I fully endorse the writer’s views that because of a lack of effective monitoring, implementation and accountability, the welfare schemes for ex-servicemen have not produced results. In this highly competitive world only properly trained persons can find a firm footing in the professional world. A large number of ex-servicemen hail from rural areas. They also retire at comparatively young ages and have low qualifications. Hence, the chances of making a satisfactory second career are bleak. As such Dynamic Development Administration seems to be an uphill task.
Partap Singh, Kainthan
As a response to the
published prize-winning entries on: "Do working women make better
wives and mothers?" , I would like to say of all write-ups, Aditi
Gupta’s and Poonam Kirpal’s balanced, objective treatment of the
subject make an impression. The others seemed to be vying with one
another to glorify the working woman and chose to see her through
rose-tinted glasses in a narrow perspective.
They seem to be going by the opprobrious assumption that all working women are well educated and employed in high-profile, top-bracket jobs; and all housewives are downtrodden, illiterate women!
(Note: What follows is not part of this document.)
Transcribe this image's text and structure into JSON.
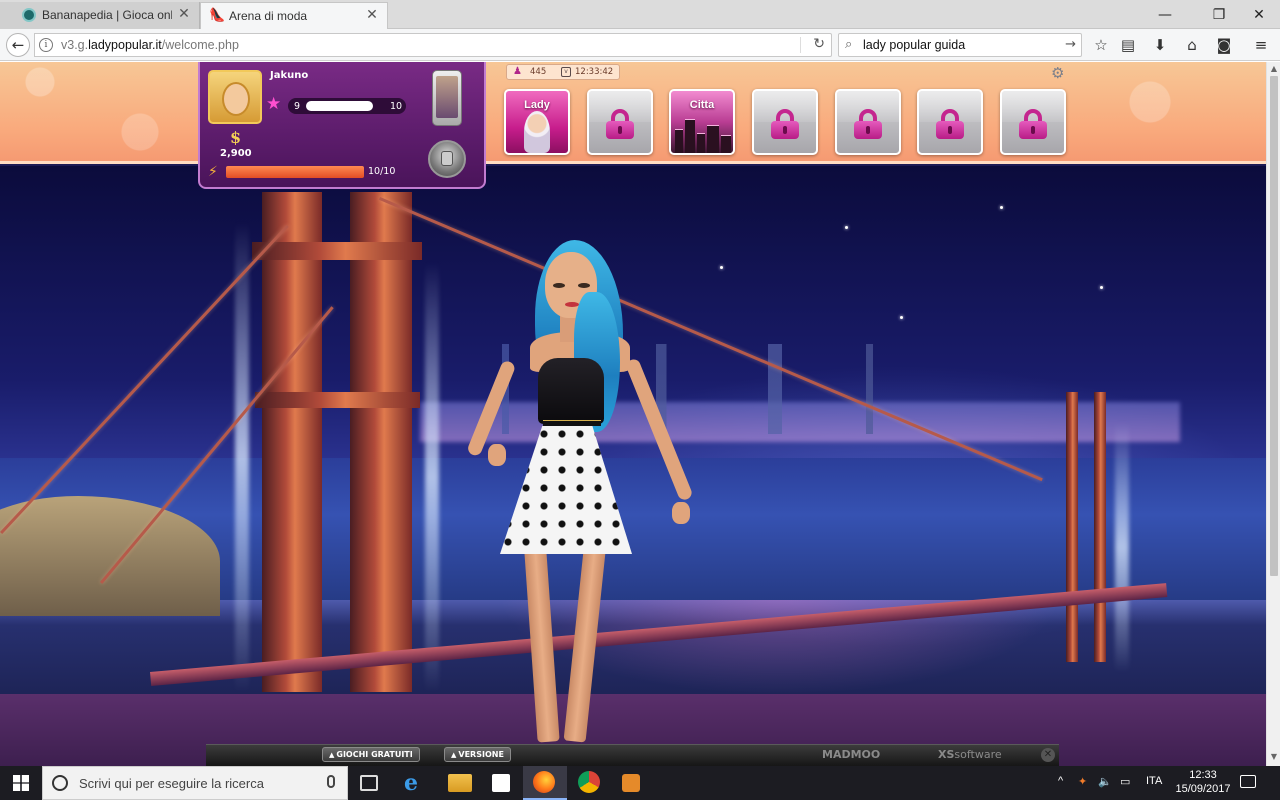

In their over-zealous attempts to hype pseudo-modern, feminist ideas, they left practicality far behind and projected the working woman as a super-woman who has ‘quality’ time for the family after a full day’s work! Most appear to think neglected children ought to lap up material goods as compensation for absentee mothers. These write-ups indicate that the sole purpose of education is self-gratification through financial independence at all cost.
I am a qualified career woman who has temporarily chosen to be a housewife during the formative years of my children. Having seen both worlds, I can safely say, a woman who chooses to be, can be a supportive wife irrespective of the state of her occupation. When a job puts at stake the upbringing of young children, it is time for working women to stop and re-think priorities and compromises.
Gurvinder Sohi, 56 APO
This refers to Taru Bahl’s "My home is not dysfunctional" September 1). In modern times, it is not easy for a man to be an ideal husband, an ideal father and an ideal son at the same time. Randhir’s commitment to his children was exemplary although he did not realise his failure as a husband. But it would not be right to call his home a dysfunctional. A child needs equal commitment from both parents along with a congenial environment at home and not over-commitment from anyone. Randhir’s wife assumed the role of an excellent wife and a caring mother but she should have trusted her husband and talked to him about the matter.